Museums: Exhibition “Carl Fabergé and masters of stone carving. Russian masterpieces of semi-precious stones” launched in Moscow

7 April 2011

A unique exhibition which puts on show jewelry masterpieces of Carl Fabergé and his contemporaries “Carl Fabergé and masters of stone carving. Russian masterpieces of semi-precious stones” opened April 6, 2011 at the Moscow Kremlin Museums.

The exhibition highlights unique collections from Moscow Kremlin Museums and other leading museums of Moscow, St. Petersburg, Irkutsk, Yekaterinburg and other cities of Russia.

It brings into focus outstanding artworks made from semi-precious stones from 18th c. up to present day. The exhibition covers not only masterpieces by remarkable Russian jeweler Peter Carl Fabergé, but also precious items executed by his renowned contemporaries Alexei Denisov-Uralsky, Avenir Sumin and Ivan Britsyn who frequently supplied the Court with lapidary articles and minerals. Pieces of workmanship from the Imperial Lapidary Factories of Yekaterinburg, Peterhof and Kolyvan are also on display.
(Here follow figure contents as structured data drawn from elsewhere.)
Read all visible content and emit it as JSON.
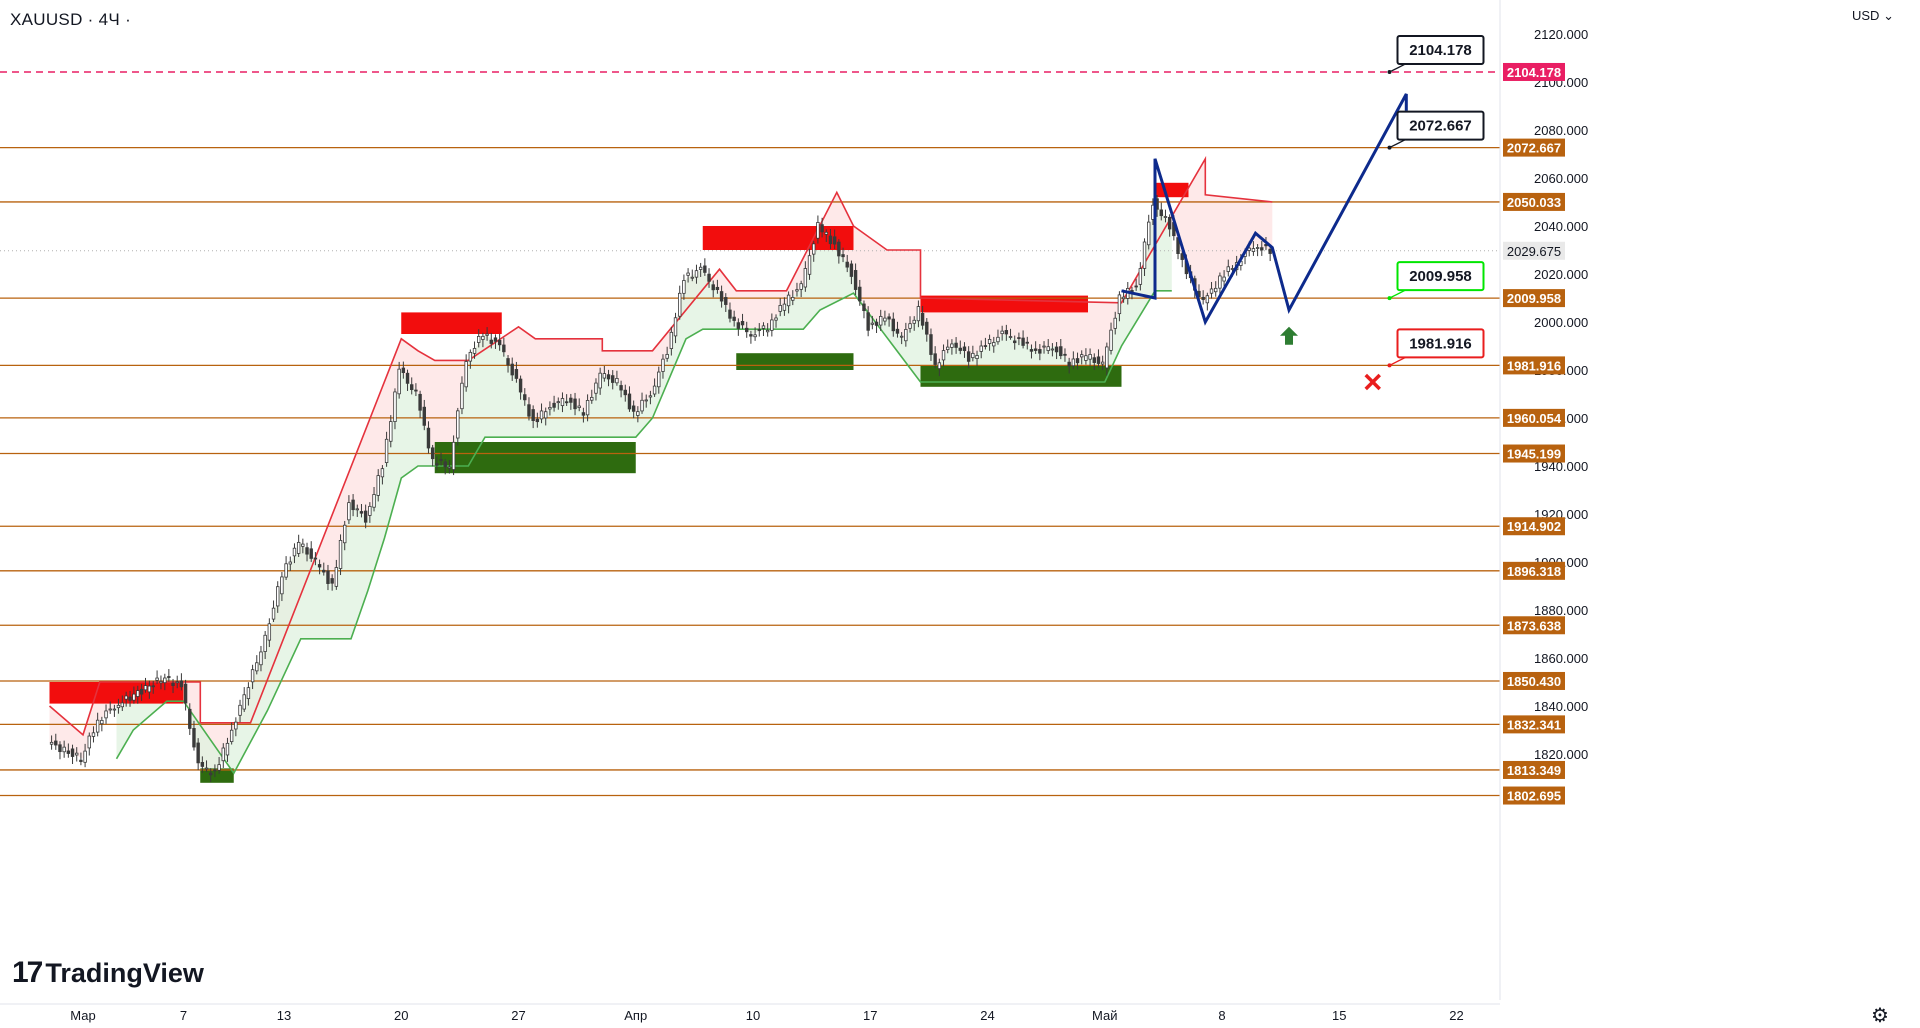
{
  "header": {
    "symbol": "XAUUSD · 4Ч ·",
    "currency": "USD",
    "logo_mark": "17",
    "logo_text": "TradingView",
    "settings_icon": "gear-icon"
  },
  "chart_data": {
    "type": "candlestick",
    "symbol": "XAUUSD",
    "timeframe": "4Ч",
    "currency": "USD",
    "y_range": [
      1800,
      2128
    ],
    "x_ticks": [
      {
        "label": "Мар",
        "date": "2023-03-01"
      },
      {
        "label": "7",
        "date": "2023-03-07"
      },
      {
        "label": "13",
        "date": "2023-03-13"
      },
      {
        "label": "20",
        "date": "2023-03-20"
      },
      {
        "label": "27",
        "date": "2023-03-27"
      },
      {
        "label": "Апр",
        "date": "2023-04-03"
      },
      {
        "label": "10",
        "date": "2023-04-10"
      },
      {
        "label": "17",
        "date": "2023-04-17"
      },
      {
        "label": "24",
        "date": "2023-04-24"
      },
      {
        "label": "Май",
        "date": "2023-05-01"
      },
      {
        "label": "8",
        "date": "2023-05-08"
      },
      {
        "label": "15",
        "date": "2023-05-15"
      },
      {
        "label": "22",
        "date": "2023-05-22"
      }
    ],
    "y_ticks": [
      "2120.000",
      "2100.000",
      "2080.000",
      "2060.000",
      "2040.000",
      "2020.000",
      "2000.000",
      "1980.000",
      "1960.000",
      "1940.000",
      "1920.000",
      "1900.000",
      "1880.000",
      "1860.000",
      "1840.000",
      "1820.000"
    ],
    "current_price": {
      "value": 2029.675,
      "label": "2029.675",
      "color": "#9e9e9e"
    },
    "levels": [
      {
        "value": 2104.178,
        "label": "2104.178",
        "style": "dashed",
        "color": "#e91e63"
      },
      {
        "value": 2072.667,
        "label": "2072.667",
        "style": "solid",
        "color": "#b8620f"
      },
      {
        "value": 2050.033,
        "label": "2050.033",
        "style": "solid",
        "color": "#b8620f"
      },
      {
        "value": 2009.958,
        "label": "2009.958",
        "style": "solid",
        "color": "#b8620f"
      },
      {
        "value": 1981.916,
        "label": "1981.916",
        "style": "solid",
        "color": "#b8620f"
      },
      {
        "value": 1960.054,
        "label": "1960.054",
        "style": "solid",
        "color": "#b8620f"
      },
      {
        "value": 1945.199,
        "label": "1945.199",
        "style": "solid",
        "color": "#b8620f"
      },
      {
        "value": 1914.902,
        "label": "1914.902",
        "style": "solid",
        "color": "#b8620f"
      },
      {
        "value": 1896.318,
        "label": "1896.318",
        "style": "solid",
        "color": "#b8620f"
      },
      {
        "value": 1873.638,
        "label": "1873.638",
        "style": "solid",
        "color": "#b8620f"
      },
      {
        "value": 1850.43,
        "label": "1850.430",
        "style": "solid",
        "color": "#b8620f"
      },
      {
        "value": 1832.341,
        "label": "1832.341",
        "style": "solid",
        "color": "#b8620f"
      },
      {
        "value": 1813.349,
        "label": "1813.349",
        "style": "solid",
        "color": "#b8620f"
      },
      {
        "value": 1802.695,
        "label": "1802.695",
        "style": "solid",
        "color": "#b8620f"
      }
    ],
    "callouts": [
      {
        "label": "2104.178",
        "value": 2104.178,
        "date": "2023-05-18",
        "border": "#131722"
      },
      {
        "label": "2072.667",
        "value": 2072.667,
        "date": "2023-05-18",
        "border": "#131722"
      },
      {
        "label": "2009.958",
        "value": 2009.958,
        "date": "2023-05-18",
        "border": "#00e600"
      },
      {
        "label": "1981.916",
        "value": 1981.916,
        "date": "2023-05-18",
        "border": "#e91e1e"
      }
    ],
    "supply_zones": [
      {
        "start": "2023-02-27",
        "end": "2023-03-07",
        "top": 1850,
        "bottom": 1841
      },
      {
        "start": "2023-03-20",
        "end": "2023-03-26",
        "top": 2004,
        "bottom": 1995
      },
      {
        "start": "2023-04-07",
        "end": "2023-04-16",
        "top": 2040,
        "bottom": 2030
      },
      {
        "start": "2023-04-20",
        "end": "2023-04-30",
        "top": 2011,
        "bottom": 2004
      },
      {
        "start": "2023-05-04",
        "end": "2023-05-06",
        "top": 2058,
        "bottom": 2052
      }
    ],
    "demand_zones": [
      {
        "start": "2023-03-08",
        "end": "2023-03-10",
        "top": 1814,
        "bottom": 1808
      },
      {
        "start": "2023-03-22",
        "end": "2023-04-03",
        "top": 1950,
        "bottom": 1937
      },
      {
        "start": "2023-04-09",
        "end": "2023-04-16",
        "top": 1987,
        "bottom": 1980
      },
      {
        "start": "2023-04-20",
        "end": "2023-05-02",
        "top": 1982,
        "bottom": 1973
      }
    ],
    "projection_path": [
      {
        "date": "2023-05-02",
        "value": 2013
      },
      {
        "date": "2023-05-04",
        "value": 2010
      },
      {
        "date": "2023-05-04",
        "value": 2068
      },
      {
        "date": "2023-05-07",
        "value": 2000
      },
      {
        "date": "2023-05-10",
        "value": 2037
      },
      {
        "date": "2023-05-11",
        "value": 2031
      },
      {
        "date": "2023-05-12",
        "value": 2005
      },
      {
        "date": "2023-05-19",
        "value": 2095
      },
      {
        "date": "2023-05-19",
        "value": 2088
      }
    ],
    "markers": [
      {
        "type": "up-arrow",
        "date": "2023-05-12",
        "value": 1998,
        "color": "#2e7d32"
      },
      {
        "type": "cross",
        "date": "2023-05-17",
        "value": 1975,
        "color": "#e91e1e"
      }
    ],
    "price_path": [
      {
        "date": "2023-02-27",
        "value": 1825
      },
      {
        "date": "2023-03-01",
        "value": 1818
      },
      {
        "date": "2023-03-02",
        "value": 1834
      },
      {
        "date": "2023-03-03",
        "value": 1840
      },
      {
        "date": "2023-03-06",
        "value": 1852
      },
      {
        "date": "2023-03-07",
        "value": 1848
      },
      {
        "date": "2023-03-08",
        "value": 1815
      },
      {
        "date": "2023-03-09",
        "value": 1812
      },
      {
        "date": "2023-03-10",
        "value": 1830
      },
      {
        "date": "2023-03-12",
        "value": 1868
      },
      {
        "date": "2023-03-13",
        "value": 1895
      },
      {
        "date": "2023-03-14",
        "value": 1908
      },
      {
        "date": "2023-03-15",
        "value": 1900
      },
      {
        "date": "2023-03-16",
        "value": 1890
      },
      {
        "date": "2023-03-17",
        "value": 1925
      },
      {
        "date": "2023-03-18",
        "value": 1918
      },
      {
        "date": "2023-03-19",
        "value": 1940
      },
      {
        "date": "2023-03-20",
        "value": 1980
      },
      {
        "date": "2023-03-21",
        "value": 1970
      },
      {
        "date": "2023-03-22",
        "value": 1942
      },
      {
        "date": "2023-03-23",
        "value": 1940
      },
      {
        "date": "2023-03-24",
        "value": 1985
      },
      {
        "date": "2023-03-25",
        "value": 1995
      },
      {
        "date": "2023-03-26",
        "value": 1990
      },
      {
        "date": "2023-03-27",
        "value": 1975
      },
      {
        "date": "2023-03-28",
        "value": 1958
      },
      {
        "date": "2023-03-29",
        "value": 1965
      },
      {
        "date": "2023-03-30",
        "value": 1968
      },
      {
        "date": "2023-03-31",
        "value": 1962
      },
      {
        "date": "2023-04-01",
        "value": 1978
      },
      {
        "date": "2023-04-02",
        "value": 1975
      },
      {
        "date": "2023-04-03",
        "value": 1962
      },
      {
        "date": "2023-04-04",
        "value": 1970
      },
      {
        "date": "2023-04-05",
        "value": 1988
      },
      {
        "date": "2023-04-06",
        "value": 2018
      },
      {
        "date": "2023-04-07",
        "value": 2022
      },
      {
        "date": "2023-04-08",
        "value": 2012
      },
      {
        "date": "2023-04-09",
        "value": 2000
      },
      {
        "date": "2023-04-10",
        "value": 1995
      },
      {
        "date": "2023-04-11",
        "value": 1998
      },
      {
        "date": "2023-04-12",
        "value": 2008
      },
      {
        "date": "2023-04-13",
        "value": 2015
      },
      {
        "date": "2023-04-14",
        "value": 2040
      },
      {
        "date": "2023-04-15",
        "value": 2032
      },
      {
        "date": "2023-04-16",
        "value": 2020
      },
      {
        "date": "2023-04-17",
        "value": 1998
      },
      {
        "date": "2023-04-18",
        "value": 2002
      },
      {
        "date": "2023-04-19",
        "value": 1993
      },
      {
        "date": "2023-04-20",
        "value": 2005
      },
      {
        "date": "2023-04-21",
        "value": 1982
      },
      {
        "date": "2023-04-22",
        "value": 1992
      },
      {
        "date": "2023-04-23",
        "value": 1985
      },
      {
        "date": "2023-04-24",
        "value": 1990
      },
      {
        "date": "2023-04-25",
        "value": 1995
      },
      {
        "date": "2023-04-26",
        "value": 1992
      },
      {
        "date": "2023-04-27",
        "value": 1988
      },
      {
        "date": "2023-04-28",
        "value": 1990
      },
      {
        "date": "2023-04-29",
        "value": 1983
      },
      {
        "date": "2023-04-30",
        "value": 1986
      },
      {
        "date": "2023-05-01",
        "value": 1982
      },
      {
        "date": "2023-05-02",
        "value": 2010
      },
      {
        "date": "2023-05-03",
        "value": 2015
      },
      {
        "date": "2023-05-04",
        "value": 2050
      },
      {
        "date": "2023-05-05",
        "value": 2040
      },
      {
        "date": "2023-05-06",
        "value": 2020
      },
      {
        "date": "2023-05-07",
        "value": 2008
      },
      {
        "date": "2023-05-08",
        "value": 2018
      },
      {
        "date": "2023-05-09",
        "value": 2025
      },
      {
        "date": "2023-05-10",
        "value": 2032
      },
      {
        "date": "2023-05-11",
        "value": 2029.675
      }
    ],
    "resistance_line": [
      {
        "date": "2023-02-27",
        "value": 1840
      },
      {
        "date": "2023-03-01",
        "value": 1828
      },
      {
        "date": "2023-03-02",
        "value": 1850
      },
      {
        "date": "2023-03-08",
        "value": 1850
      },
      {
        "date": "2023-03-08",
        "value": 1833
      },
      {
        "date": "2023-03-11",
        "value": 1833
      },
      {
        "date": "2023-03-20",
        "value": 1993
      },
      {
        "date": "2023-03-21",
        "value": 1988
      },
      {
        "date": "2023-03-22",
        "value": 1984
      },
      {
        "date": "2023-03-24",
        "value": 1984
      },
      {
        "date": "2023-03-27",
        "value": 1998
      },
      {
        "date": "2023-03-28",
        "value": 1993
      },
      {
        "date": "2023-04-01",
        "value": 1993
      },
      {
        "date": "2023-04-01",
        "value": 1988
      },
      {
        "date": "2023-04-04",
        "value": 1988
      },
      {
        "date": "2023-04-08",
        "value": 2022
      },
      {
        "date": "2023-04-09",
        "value": 2013
      },
      {
        "date": "2023-04-12",
        "value": 2013
      },
      {
        "date": "2023-04-15",
        "value": 2054
      },
      {
        "date": "2023-04-16",
        "value": 2040
      },
      {
        "date": "2023-04-18",
        "value": 2030
      },
      {
        "date": "2023-04-20",
        "value": 2030
      },
      {
        "date": "2023-04-20",
        "value": 2010
      },
      {
        "date": "2023-05-02",
        "value": 2008
      },
      {
        "date": "2023-05-07",
        "value": 2068
      },
      {
        "date": "2023-05-07",
        "value": 2053
      },
      {
        "date": "2023-05-11",
        "value": 2050
      }
    ],
    "support_line": [
      {
        "date": "2023-03-03",
        "value": 1818
      },
      {
        "date": "2023-03-04",
        "value": 1830
      },
      {
        "date": "2023-03-06",
        "value": 1842
      },
      {
        "date": "2023-03-07",
        "value": 1842
      },
      {
        "date": "2023-03-10",
        "value": 1812
      },
      {
        "date": "2023-03-12",
        "value": 1838
      },
      {
        "date": "2023-03-14",
        "value": 1868
      },
      {
        "date": "2023-03-17",
        "value": 1868
      },
      {
        "date": "2023-03-18",
        "value": 1888
      },
      {
        "date": "2023-03-19",
        "value": 1910
      },
      {
        "date": "2023-03-20",
        "value": 1935
      },
      {
        "date": "2023-03-21",
        "value": 1940
      },
      {
        "date": "2023-03-24",
        "value": 1940
      },
      {
        "date": "2023-03-25",
        "value": 1952
      },
      {
        "date": "2023-04-03",
        "value": 1952
      },
      {
        "date": "2023-04-04",
        "value": 1960
      },
      {
        "date": "2023-04-06",
        "value": 1993
      },
      {
        "date": "2023-04-07",
        "value": 1997
      },
      {
        "date": "2023-04-13",
        "value": 1997
      },
      {
        "date": "2023-04-14",
        "value": 2005
      },
      {
        "date": "2023-04-16",
        "value": 2012
      },
      {
        "date": "2023-04-20",
        "value": 1975
      },
      {
        "date": "2023-05-01",
        "value": 1975
      },
      {
        "date": "2023-05-02",
        "value": 1990
      },
      {
        "date": "2023-05-04",
        "value": 2013
      },
      {
        "date": "2023-05-05",
        "value": 2013
      }
    ]
  }
}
The exposition also features works by the famous French Cartier firm, which was founded under the influence of stone carving works of Russian masters.
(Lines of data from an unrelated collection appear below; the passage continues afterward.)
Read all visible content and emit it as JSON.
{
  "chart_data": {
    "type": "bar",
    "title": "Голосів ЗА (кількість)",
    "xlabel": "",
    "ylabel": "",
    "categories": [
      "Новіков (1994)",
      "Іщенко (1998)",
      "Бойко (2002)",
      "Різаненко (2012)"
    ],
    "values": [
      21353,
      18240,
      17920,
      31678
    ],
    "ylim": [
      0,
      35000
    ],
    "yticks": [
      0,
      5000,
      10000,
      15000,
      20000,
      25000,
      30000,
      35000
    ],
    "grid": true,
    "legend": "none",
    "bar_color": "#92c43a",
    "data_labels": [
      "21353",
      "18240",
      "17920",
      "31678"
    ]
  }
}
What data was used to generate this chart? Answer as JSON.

The centerpiece of the exposition is Carl Fabergé’s six Imperial Easter eggs from the collection of Moscow Kremlin Museums and Fersman Mineralogical Museum. The firm’s rarest pieces are precious flowers and trees which belong to graceful Objets de Fantaisie genre. Russian collections hold only a few of such masterpieces.

Separately are displayed the works of an outstanding Ural master A.K. Denisov-Uralsky, the author of a truly legendary series “Belligerent powers”, whose stone carved figures allegorically show participating countries of World War I.